Pour capter cette sympathie, le gouvernement Raffarin III avait, le 30 juin 2004, créé un secrétariat d’Etat aux victimes. Nicole Guedj, nommée à ce poste, célébrait l’événement avec une certaine solennité. Cette création, pour elle, s’inscrivait “à l’évidence dans la culture française de promotion, de respect et de sauvegarde des droits de l’homme. C’est un geste éminemment politique et républicain”. La gauche, elle, y voyait “un vrai gadget de démagogie absolue” (Christine Lazerges, député PS, rapporteur de la loi de juin 2000, renforçant la présomption d’innocence et les droits des victimes) rappelant que Robert Badinter avait développé le réseau d’associations d’aide aux victimes que l’on trouve aujourd’hui dans tous les tribunaux et qui apportent une aide indispensable. Nicole Guedj et son secrétariat d’Etat n’ont pas résisté plus d’un an. Ils ont sombré lors du remaniement ministériel suivant, le 2 juin 2005. Les terribles batailles qui ont alors marqué la composition d’un gouvernement où il fallait assurer un équilibre plus que délicat entre les partisans de Nicolas Sarkozy et l’équipe emmenée par Dominique de Villepin, ont eu raison du “geste politique et républicain”. Le bilan de 11 mois de fonctionnement était plus que modeste. Au moins ce secrétariat avait-il le mérite d’être rattaché à son tuteur normal : le ministre de la justice. Il a fallu attendre quatre mois - octobre 2005 - , après de longues promesses pour qu’une simple délégation aux victimes soit créée, annexée au ministère de l’intérieur.
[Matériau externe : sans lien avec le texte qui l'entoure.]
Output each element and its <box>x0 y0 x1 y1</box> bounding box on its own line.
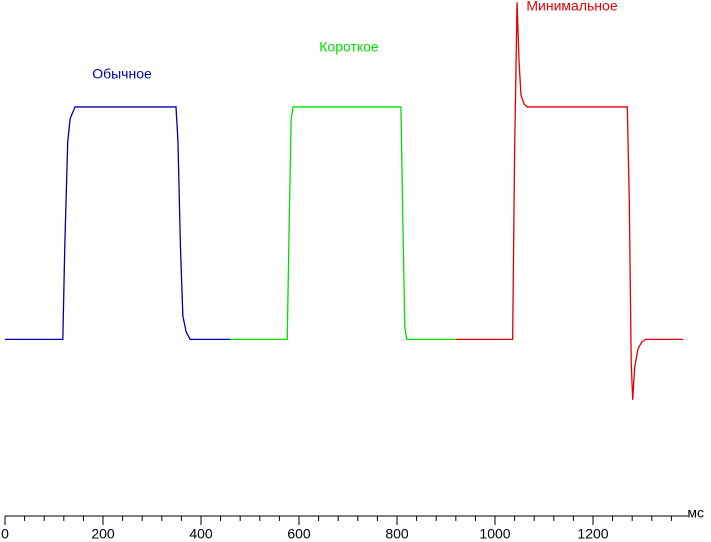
x-tick-label: 400 <box>189 526 213 542</box>
x-tick-label: 1000 <box>479 526 510 542</box>
x-tick-label: 0 <box>1 526 9 542</box>
x-tick-label: 600 <box>287 526 311 542</box>
series-label: Короткое <box>319 39 379 55</box>
x-tick-label: 800 <box>385 526 409 542</box>
x-axis-label: мс <box>687 505 704 521</box>
series-label: Минимальное <box>526 0 617 14</box>
series-line <box>230 106 456 340</box>
x-tick-label: 200 <box>91 526 115 542</box>
series-line <box>455 2 684 400</box>
x-tick-label: 1200 <box>577 526 608 542</box>
series-label: Обычное <box>92 66 152 82</box>
series-line <box>5 106 231 340</box>
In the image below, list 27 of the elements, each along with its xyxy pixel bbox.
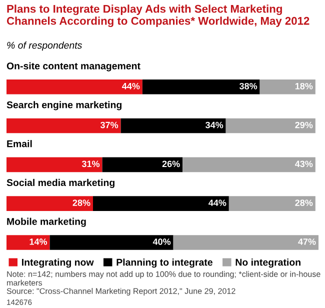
y-tick-label: On-site content management [6, 62, 140, 72]
legend-label: Planning to integrate [116, 258, 212, 268]
data-label: 44% [122, 82, 140, 90]
legend-label: Integrating now [22, 258, 94, 268]
y-tick-label: Social media marketing [6, 178, 114, 188]
data-label: 34% [205, 122, 224, 128]
data-label: 37% [100, 122, 118, 128]
y-tick-label: Email [7, 140, 32, 148]
source-note: Source: "Cross-Channel Marketing Report 2012," June 29, 2012 [6, 288, 236, 296]
data-label: 14% [30, 238, 48, 245]
y-tick-label: Mobile marketing [7, 218, 86, 227]
data-label: 43% [295, 160, 313, 168]
chart-subtitle: % of respondents [7, 42, 82, 51]
data-label: 28% [295, 200, 313, 206]
y-tick-label: Search engine marketing [6, 101, 122, 110]
chart-title: Plans to Integrate Display Ads with Select Marketing Channels According to Companies* Worldwide, May 2012 [6, 4, 310, 28]
text: Note: n=142; numbers may not add up to 100% due to rounding; *client-side or in-house marketers [7, 271, 320, 286]
data-label: 47% [298, 238, 316, 245]
data-label: 40% [152, 238, 171, 245]
data-label: 44% [208, 200, 226, 206]
data-label: 38% [239, 82, 258, 90]
legend-label: No integration [236, 258, 300, 268]
data-label: 26% [162, 160, 180, 168]
data-label: 31% [82, 160, 100, 168]
data-label: 18% [295, 82, 313, 90]
data-label: 29% [295, 122, 313, 128]
data-label: 28% [72, 200, 90, 206]
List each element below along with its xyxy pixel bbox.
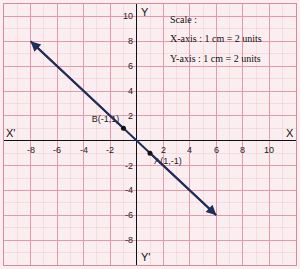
svg-text:10: 10 (264, 145, 274, 155)
svg-text:A(1,-1): A(1,-1) (154, 156, 182, 166)
svg-text:4: 4 (128, 86, 133, 96)
svg-text:6: 6 (128, 61, 133, 71)
svg-text:X: X (286, 127, 294, 139)
svg-text:Y': Y' (141, 251, 150, 263)
svg-text:-8: -8 (125, 235, 133, 245)
svg-text:-2: -2 (106, 145, 114, 155)
svg-text:X-axis : 1 cm = 2 units: X-axis : 1 cm = 2 units (170, 33, 262, 44)
svg-text:Y-axis : 1 cm = 2 units: Y-axis : 1 cm = 2 units (170, 53, 261, 64)
svg-text:-6: -6 (53, 145, 61, 155)
svg-text:-2: -2 (125, 161, 133, 171)
svg-text:-6: -6 (125, 210, 133, 220)
svg-text:-4: -4 (80, 145, 88, 155)
svg-text:2: 2 (161, 145, 166, 155)
svg-text:-8: -8 (27, 145, 35, 155)
svg-text:Y: Y (141, 6, 149, 18)
svg-text:6: 6 (214, 145, 219, 155)
svg-text:8: 8 (240, 145, 245, 155)
svg-text:4: 4 (187, 145, 192, 155)
svg-text:10: 10 (123, 11, 133, 21)
svg-text:Scale :: Scale : (170, 14, 197, 25)
svg-text:8: 8 (128, 36, 133, 46)
svg-text:X': X' (6, 127, 15, 139)
svg-text:B(-1,1): B(-1,1) (92, 114, 120, 124)
svg-text:-4: -4 (125, 185, 133, 195)
svg-text:2: 2 (128, 111, 133, 121)
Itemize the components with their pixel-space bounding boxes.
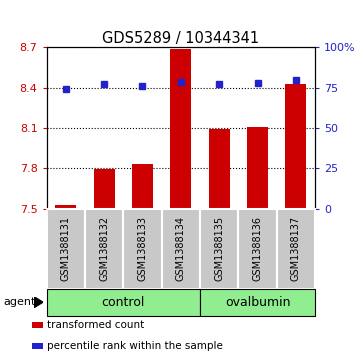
Text: GSM1388134: GSM1388134 xyxy=(176,216,186,281)
Bar xyxy=(132,164,153,209)
Bar xyxy=(200,289,315,316)
Bar xyxy=(85,209,123,289)
Text: transformed count: transformed count xyxy=(47,321,145,330)
Bar xyxy=(161,209,200,289)
Bar xyxy=(170,49,191,209)
Bar xyxy=(209,129,230,209)
Text: ovalbumin: ovalbumin xyxy=(225,296,290,309)
Bar xyxy=(55,205,76,209)
Bar xyxy=(32,343,43,349)
Text: percentile rank within the sample: percentile rank within the sample xyxy=(47,341,223,351)
Text: GSM1388132: GSM1388132 xyxy=(99,216,109,281)
Text: control: control xyxy=(102,296,145,309)
Bar xyxy=(238,209,277,289)
Bar xyxy=(47,209,85,289)
Polygon shape xyxy=(34,297,43,307)
Title: GDS5289 / 10344341: GDS5289 / 10344341 xyxy=(102,31,259,46)
Text: agent: agent xyxy=(4,297,36,307)
Text: GSM1388135: GSM1388135 xyxy=(214,216,224,281)
Bar xyxy=(277,209,315,289)
Bar xyxy=(32,322,43,329)
Bar xyxy=(93,169,115,209)
Bar xyxy=(123,209,161,289)
Bar xyxy=(247,127,268,209)
Text: GSM1388133: GSM1388133 xyxy=(137,216,147,281)
Bar xyxy=(285,83,306,209)
Text: GSM1388131: GSM1388131 xyxy=(61,216,71,281)
Bar xyxy=(47,289,200,316)
Text: GSM1388136: GSM1388136 xyxy=(252,216,262,281)
Bar xyxy=(200,209,238,289)
Text: GSM1388137: GSM1388137 xyxy=(291,216,301,281)
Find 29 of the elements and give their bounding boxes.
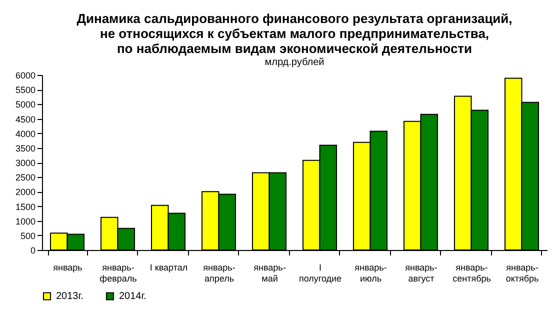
y-tick-label: 5000 bbox=[15, 100, 36, 110]
x-tick-label: январь bbox=[53, 262, 83, 272]
chart-subtitle: млрд.рублей bbox=[264, 57, 324, 68]
y-tick-label: 500 bbox=[20, 230, 36, 241]
x-tick-label: январь-июль bbox=[354, 262, 387, 284]
y-tick-label: 6000 bbox=[15, 70, 36, 80]
y-tick-label: 3000 bbox=[15, 158, 36, 168]
x-tick-label: январь-февраль bbox=[100, 262, 138, 284]
y-tick-label: 4000 bbox=[15, 128, 36, 139]
text: по наблюдаемым видам экономической деятельности bbox=[116, 41, 472, 56]
x-tick-label: январь-август bbox=[405, 262, 438, 284]
x-tick-label: январь-май bbox=[254, 262, 286, 284]
y-tick-label: 5500 bbox=[15, 85, 36, 96]
x-tick-label: I квартал bbox=[150, 262, 188, 272]
text: Динамика сальдированного финансового результата организаций, bbox=[76, 11, 512, 26]
legend-label: 2013г. bbox=[56, 291, 84, 302]
y-tick-label: 1000 bbox=[15, 216, 36, 226]
x-tick-label: I полугодие bbox=[298, 262, 342, 284]
y-tick-label: 2500 bbox=[15, 172, 36, 183]
x-tick-label: январь-октябрь bbox=[506, 262, 540, 284]
x-tick-label: январь-апрель bbox=[203, 262, 236, 284]
y-tick-label: 1500 bbox=[15, 202, 36, 212]
x-tick-label: январь-сентябрь bbox=[452, 262, 492, 284]
y-tick-label: 4500 bbox=[15, 114, 36, 124]
legend-label: 2014г. bbox=[119, 291, 146, 302]
y-tick-label: 3500 bbox=[15, 143, 36, 154]
y-tick-label: 0 bbox=[30, 246, 36, 256]
y-tick-label: 2000 bbox=[15, 187, 36, 198]
text: не относящихся к субъектам малого предпринимательства, bbox=[100, 26, 490, 41]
Le 11 octobre 2005, Nicolas Sarkozy a installé solennellement cette délégation. Son programme ? Exactement celui du ministre de la police, à quelques virgules près. Première et en fait unique proposition : lutter contre la récidive avec le catalogue habituel de mesures répressives que l’on connaît. Seconde mesure : resserrer les liens entre le ministère de l’intérieur et les associations de victimes et, sur le terrain, être plus attentif à l’accueil des victimes ! Au terme d’un long discours, on cherche désespérément une mesure concrète. Si le secrétariat d’Etat aux victimes avait pu être qualifié de “gadget”, la délégation aux victimes, elle, se rapproche du néant. À l’image des idées sur lesquelles elle s’appuie, car la base de l’action en faveur des victimes ne peut être la répression. À ce tarif là, on pourrait dire que le code pénal est un immense programme en faveur des victimes, que les agents de police sont les meilleurs thérapeutes et que la prison la meilleure arme pour soigner les victimes. L’allongement des peines de prison n’a jamais permis la “reconstruction” d’une victime, pas davantage que la création d’un nouveau fichier.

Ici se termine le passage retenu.